Гудошников пожал плечами. Гость топтался в прихожей, мял в руках фуражку. И уходить не уходит, и молчит.

– Да вы присаживайтесь, – предложил Никита Евсеич. – В ногах правды нет.

– Оно верно, нет, нет, – забормотал Сухоруков, садясь на табурет. – Вот жалею: что-то мы в гости не ходим друг к другу. А ведь по-соседски живем… Люди жить стали – каждый себе. Обчества нет. Я тоже по гостям не большой охотник, а тянет с человеком поговорить. Иной раз так защемит, так защемит… Дело к смерти, думаешь, вот и тянет к людям. Скотина-то и та, как болезнь почует – все к стаду жмется, к стаду… Вот вы, человек ученый, книжный, а все один да один.

– Я не один, – отмахнулся Гудошников! – У меня работы много, не скучаю. Да и заходят ко мне. Только что девушка была… Ах, какая она славная! Только силенок еще маловато. Огня в ней много, а силенок не хватает…

– У молодежи своя жизнь, у нас – своя, – рассудил сосед. – Интересы не сходятся.

– Еще как сходятся! – рассмеялся Гудошников. – У нас интересы сошлись! Не ждал не гадал, а вот – на тебе!

Сухоруков глянул на него подозрительно и, как показалось, недовольно, однако промолчал, и это еще больше развеселило Никиту Евсеича.

– А что? Возьму и женюсь! На молоденькой, а? Вот и вопрос с одиночеством решу.

– Седина в бороду – бес в ребро, – несмело улыбнулся сосед. – В наше время о душе думать надо, а вы про женитьбу…

– Ага, понял! – догадался Гудошников. – Уж не в секту ли агитировать меня пришли? Любопытно!

– Вы не смейтесь, – серьезно сказал Сухорукое. – Сегодня смеемся – завтра плакать будем. Жизнь-то так и устроена… Мы тут со стариками собираемся, беседуем. Вы бы пришли к нам, лекцию какую прочитали…

– Это куда же прийти?

– В домоуправление, куда еще, – сосед засобирался. – Мне пригласить поручено… Сегодня в восемь часов вечера.

– Если в домоуправление, то можно, – согласился Гудошников. – Я, грешным делом, подумал, к баптистам.

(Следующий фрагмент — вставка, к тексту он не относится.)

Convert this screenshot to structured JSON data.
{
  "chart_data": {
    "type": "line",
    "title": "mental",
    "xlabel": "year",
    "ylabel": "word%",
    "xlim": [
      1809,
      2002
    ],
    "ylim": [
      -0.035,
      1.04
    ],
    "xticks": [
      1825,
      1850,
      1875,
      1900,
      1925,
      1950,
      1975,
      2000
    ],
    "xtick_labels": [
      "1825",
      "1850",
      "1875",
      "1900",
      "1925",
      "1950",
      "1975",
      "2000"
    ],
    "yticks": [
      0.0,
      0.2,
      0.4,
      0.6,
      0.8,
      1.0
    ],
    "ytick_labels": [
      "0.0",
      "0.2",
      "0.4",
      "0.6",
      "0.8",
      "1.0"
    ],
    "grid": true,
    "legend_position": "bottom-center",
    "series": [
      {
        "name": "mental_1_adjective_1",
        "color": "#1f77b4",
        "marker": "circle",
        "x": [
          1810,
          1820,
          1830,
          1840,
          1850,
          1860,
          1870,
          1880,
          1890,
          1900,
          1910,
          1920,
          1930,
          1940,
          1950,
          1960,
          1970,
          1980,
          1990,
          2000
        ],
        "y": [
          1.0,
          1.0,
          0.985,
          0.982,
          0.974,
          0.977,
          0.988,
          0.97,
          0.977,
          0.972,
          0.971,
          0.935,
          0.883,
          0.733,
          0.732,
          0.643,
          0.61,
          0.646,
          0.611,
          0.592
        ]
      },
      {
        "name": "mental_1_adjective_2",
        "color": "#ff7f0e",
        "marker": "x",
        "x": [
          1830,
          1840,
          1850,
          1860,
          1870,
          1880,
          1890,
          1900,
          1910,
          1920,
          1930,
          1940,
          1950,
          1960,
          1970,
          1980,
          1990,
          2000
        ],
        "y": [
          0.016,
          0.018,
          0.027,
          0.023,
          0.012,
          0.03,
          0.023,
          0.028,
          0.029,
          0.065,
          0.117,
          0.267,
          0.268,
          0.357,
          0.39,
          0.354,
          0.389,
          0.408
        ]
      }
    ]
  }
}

– Тогда я пойду, – пообещал Сухоруков. – В полвосьмого и зайду.

Проводив его, Гудошников не успел даже дойти до стола, как в дверь снова застучали. «Что-то Сухоруков забыл», – подумал он и крикнул, чтобы не возвращаться:

– Войдите!

«Не день, а сплошное паломничество…»

Отдуваясь, в переднюю ступил Аронов: рубашка пропотела, шляпа в руке. Кого угодно мог ожидать в этот день Гудошников, но только не хранителя. В памяти стояла их последняя встреча…

Но в этот день настроение было такое, что Никита Евсеич будто и обиду забыл. Все, конечно, помнилось, но визит этой девочки, молоденькой учительницы, неожиданное и, скорее всего, интуитивное признание ею программы Гудошникова словно омолодили его. Столько лет подряд он писал письма в министерство, беседовал и убеждал директоров школ, чтобы изменили и обогатили курс русского языка и литературы, – все напрасно. А тут приходит девочка-выпускница и сама просит помощи. Чудеса!

Гудошников вышел навстречу Аронову, поздоровался, не подавая руки, и жестом пригласил к себе в кабинет. «С чем же ты пожаловал? – думал Гудошников. – Что тебе на сей раз потребовалось?»

Хранитель повесил шляпу на спинку кресла, сел, с удовольствием вытянул усталые ноги.

– Пока до тебя доберешься – семь потов сойдет, – посетовал он. – Занесло же тебя в старый город…

– Здесь тихо, – сказал Гудошников. – Работать не мешают.

– Здоровье как? – участливо спросил Аронов.

– Что здоровье? Как видишь! Не жалуюсь. «И этот крутит вокруг да около, – подумал Гудошников. – Договорились они, что ли?»

– Может, в больницу тебя устроить? В клинику? – предложил хранитель. – У меня есть… знакомые, приятели в клинике. Я бы устроил.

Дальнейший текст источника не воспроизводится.